If there is not a road to home and happiness through the tongue and the stomach of humans then there is no hope. Taste and smell are the most memorable senses, smell in particular, but taste also brings up many a memory. There is a reason why people are very attached to their holiday meal plans. For me, this year will be about reinventing what is traditional for me – I will serve traditional ingredients with a healthy west coast creative twist such as a collard green salad with sweet potatoes, pan-fried organic brussel sprouts, mashed purple potatoes with garlic, carmelized root vegetables and green beans with mushrooms (otherwise known as green bean cassarole).

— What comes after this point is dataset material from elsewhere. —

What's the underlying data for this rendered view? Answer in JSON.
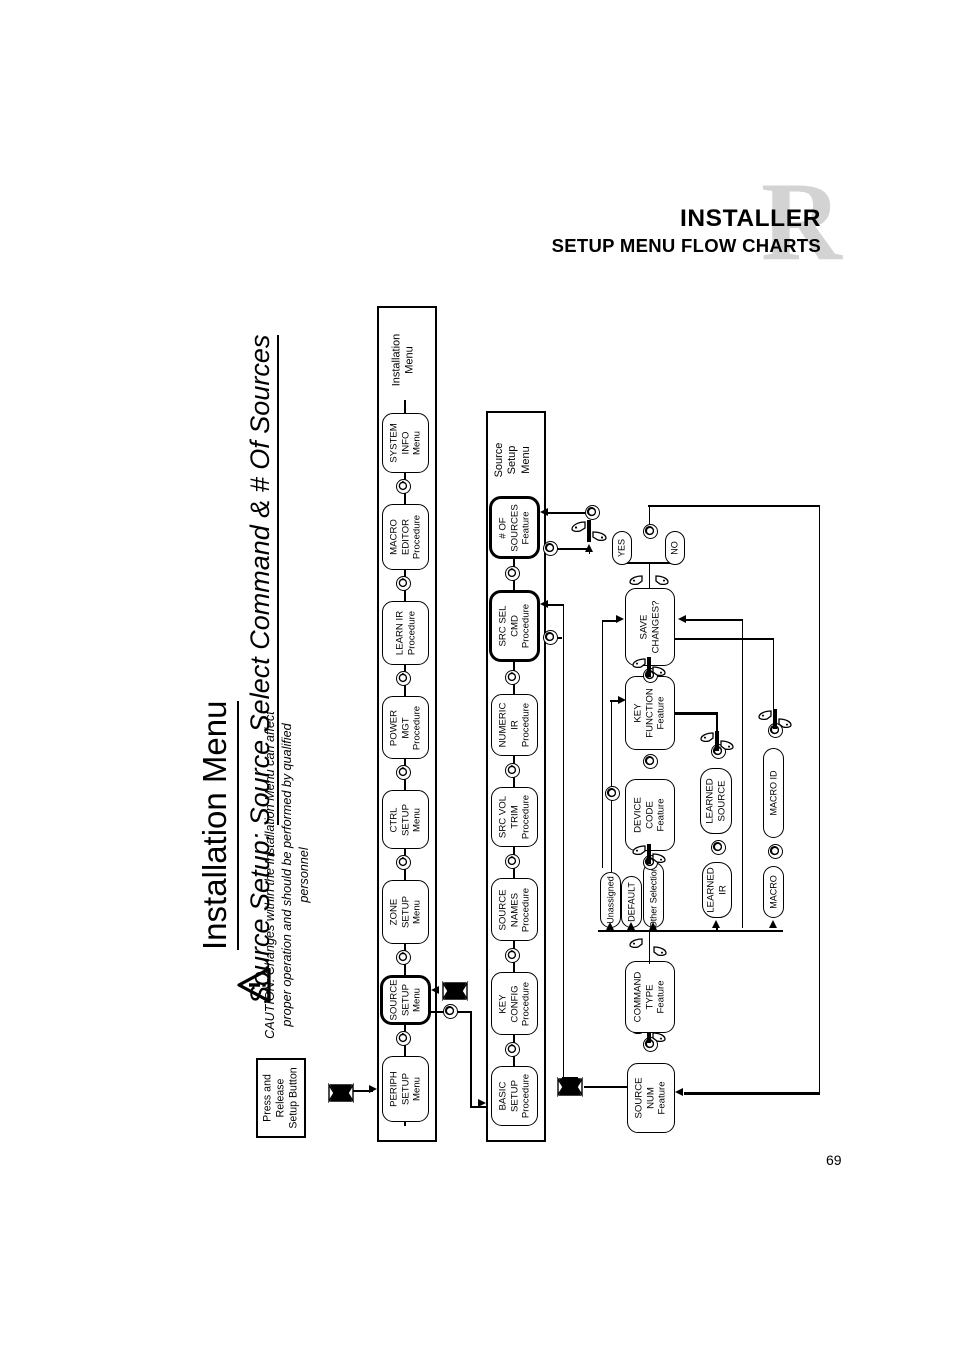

I have a can of jellied cranberry in the pantry but it will be served with a bed of pomegranite as a decorative irony (if Evan is back he will probably eat it). Writing this post I've decided to create my own dry brine recipe including the favorite spices of Paprika Angel – lavender, sweet paprika, coriander, curry leaf, my very own sage and bay leaf and others that make sense for a bacon grease shrouded bird. I will also make seafoam salad in honor of traditional twentieth century Minnesotan womanly ingenuity – the art of taking multiple processed food items and turning them into something new. Mine will feature fresh pears and fresh organic goat cheese instead of miracle whip however (just wait for the recipe).

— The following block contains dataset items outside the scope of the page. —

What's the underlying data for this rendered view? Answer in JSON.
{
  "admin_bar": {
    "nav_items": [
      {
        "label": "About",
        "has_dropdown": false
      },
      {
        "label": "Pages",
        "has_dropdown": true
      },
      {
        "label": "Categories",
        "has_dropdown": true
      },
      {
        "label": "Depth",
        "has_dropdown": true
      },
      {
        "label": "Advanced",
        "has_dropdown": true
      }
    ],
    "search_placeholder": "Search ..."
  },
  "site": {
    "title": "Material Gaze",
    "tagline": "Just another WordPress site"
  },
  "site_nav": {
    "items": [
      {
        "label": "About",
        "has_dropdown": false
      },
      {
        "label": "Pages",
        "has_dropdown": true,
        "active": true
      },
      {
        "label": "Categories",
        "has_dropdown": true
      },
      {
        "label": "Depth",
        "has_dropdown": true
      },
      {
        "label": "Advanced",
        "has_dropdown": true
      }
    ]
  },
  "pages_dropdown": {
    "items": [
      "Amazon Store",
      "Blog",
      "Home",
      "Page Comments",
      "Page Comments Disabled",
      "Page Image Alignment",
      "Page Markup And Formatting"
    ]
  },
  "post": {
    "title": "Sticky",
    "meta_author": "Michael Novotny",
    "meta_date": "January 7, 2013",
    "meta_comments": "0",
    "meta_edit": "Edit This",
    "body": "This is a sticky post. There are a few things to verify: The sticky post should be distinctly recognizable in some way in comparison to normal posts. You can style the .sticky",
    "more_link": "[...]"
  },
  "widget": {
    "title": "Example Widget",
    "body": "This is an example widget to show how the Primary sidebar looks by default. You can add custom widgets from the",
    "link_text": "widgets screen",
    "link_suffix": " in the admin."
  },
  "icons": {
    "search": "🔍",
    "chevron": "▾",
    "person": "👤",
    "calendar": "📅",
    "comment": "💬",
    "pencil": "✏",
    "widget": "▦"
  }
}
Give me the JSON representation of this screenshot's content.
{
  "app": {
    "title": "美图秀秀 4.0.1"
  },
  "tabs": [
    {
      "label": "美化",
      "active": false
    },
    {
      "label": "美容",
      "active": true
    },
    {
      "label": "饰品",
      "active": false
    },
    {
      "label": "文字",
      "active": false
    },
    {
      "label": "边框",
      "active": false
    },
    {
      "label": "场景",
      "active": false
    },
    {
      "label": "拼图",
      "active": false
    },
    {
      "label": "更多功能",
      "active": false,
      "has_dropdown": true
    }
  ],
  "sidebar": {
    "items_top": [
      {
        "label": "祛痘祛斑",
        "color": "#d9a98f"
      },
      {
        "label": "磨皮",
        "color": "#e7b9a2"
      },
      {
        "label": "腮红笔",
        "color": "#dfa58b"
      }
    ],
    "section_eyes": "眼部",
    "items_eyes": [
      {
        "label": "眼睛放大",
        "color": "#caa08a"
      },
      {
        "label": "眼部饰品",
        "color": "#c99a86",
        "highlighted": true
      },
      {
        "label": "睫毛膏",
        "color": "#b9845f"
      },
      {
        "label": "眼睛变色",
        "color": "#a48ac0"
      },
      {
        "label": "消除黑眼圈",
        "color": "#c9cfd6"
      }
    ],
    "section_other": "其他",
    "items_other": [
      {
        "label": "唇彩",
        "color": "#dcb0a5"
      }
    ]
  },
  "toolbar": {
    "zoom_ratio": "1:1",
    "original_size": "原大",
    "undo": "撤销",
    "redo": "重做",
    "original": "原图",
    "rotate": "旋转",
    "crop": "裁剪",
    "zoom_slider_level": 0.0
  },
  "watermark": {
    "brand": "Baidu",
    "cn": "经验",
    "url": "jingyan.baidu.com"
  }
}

I will not reinvent Thanksgiving, or myself, but I look forward to the gathering of friends and loved ones where I can exercise my power of bringing people together over food and enjoy the moment in gratitude. We shall all make a home for ourselves in the moment, and find therein the joy of connectedness with our fellow humans that make this holiday not about the food, but about how we spend it with the people around us.